The international monetary system has proven remarkably resilient, yet it is also facing a period of renewed scrutiny as inflation dynamics, geopolitical fragmentation, and shifting policy frameworks test some of its underlying assumptions. Against this backdrop, our event, drawing on history and market experience, will explore how the system may evolve in the years ahead — including whether alternative anchors (such as a modern interpretation of the gold standard?) merit reconsideration.
Russell Napier is an investment strategist and author of “The Solid Ground” report, with 36 years’ experience advising global institutional investors on asset allocation since 1995. He wrote “Anatomy of the Bear”—a long-standing “cult classic”—and “The Asian Financial Crisis 1995–1998: Birth of the Age of Debt (2021)”, and founded the Practical History of Financial Markets course (running since 2004, now offered in-person and online). He serves on advisory committees for Cerno Capital, Kennox Asset Management, and Bay Capital, and is part owner of Cerno and Kennox. In 2014, he founded The Library of Mistakes, a financial history charity based in Edinburgh with international branches, which also runs lectures and a top-ranked podcast.

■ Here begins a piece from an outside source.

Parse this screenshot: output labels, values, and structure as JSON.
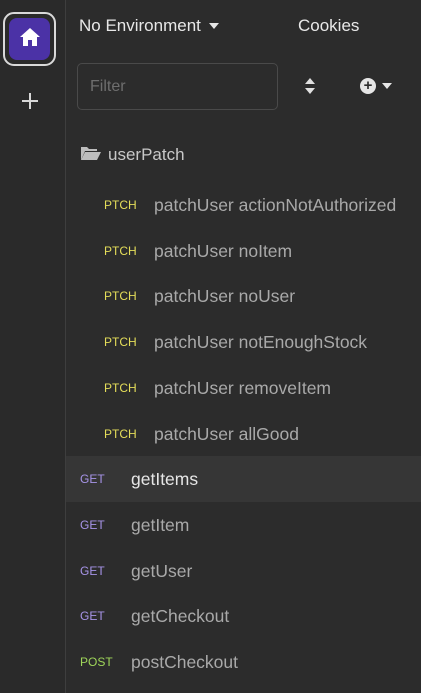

Dr Felix Martin is an economist, investor, and advisor to government and corporate leaders globally. His thirty-year career in international finance has ranged from sovereign lending and post-conflict reconstruction at the World Bank to designing, launching, and managing a sequence of global investment funds at publicly-listed asset managers, leading private firms, and his own independent boutique. He is a Non-Resident Fellow of the Washington, DC-based Center for Global Development; chairs the independent Cost Benefit Analysis Panel of the UK Financial Conduct Authority; and is a columnist for
Reuters Breakingviews. Felix’s 2013 book
“Money: the Unauthorised Biography” has been published in fifteen countries and ten languages, was a
Financial Times Economics Book of the Year, and was called “compulsively readable” by the
New York Times.
The meeting starts at 5.30pm and will take place at The Royal Airforce Club, 128 Piccadilly, London, W1J 7PY. Doors open at 5.15pm and the debate will be followed by a short networking drinks reception.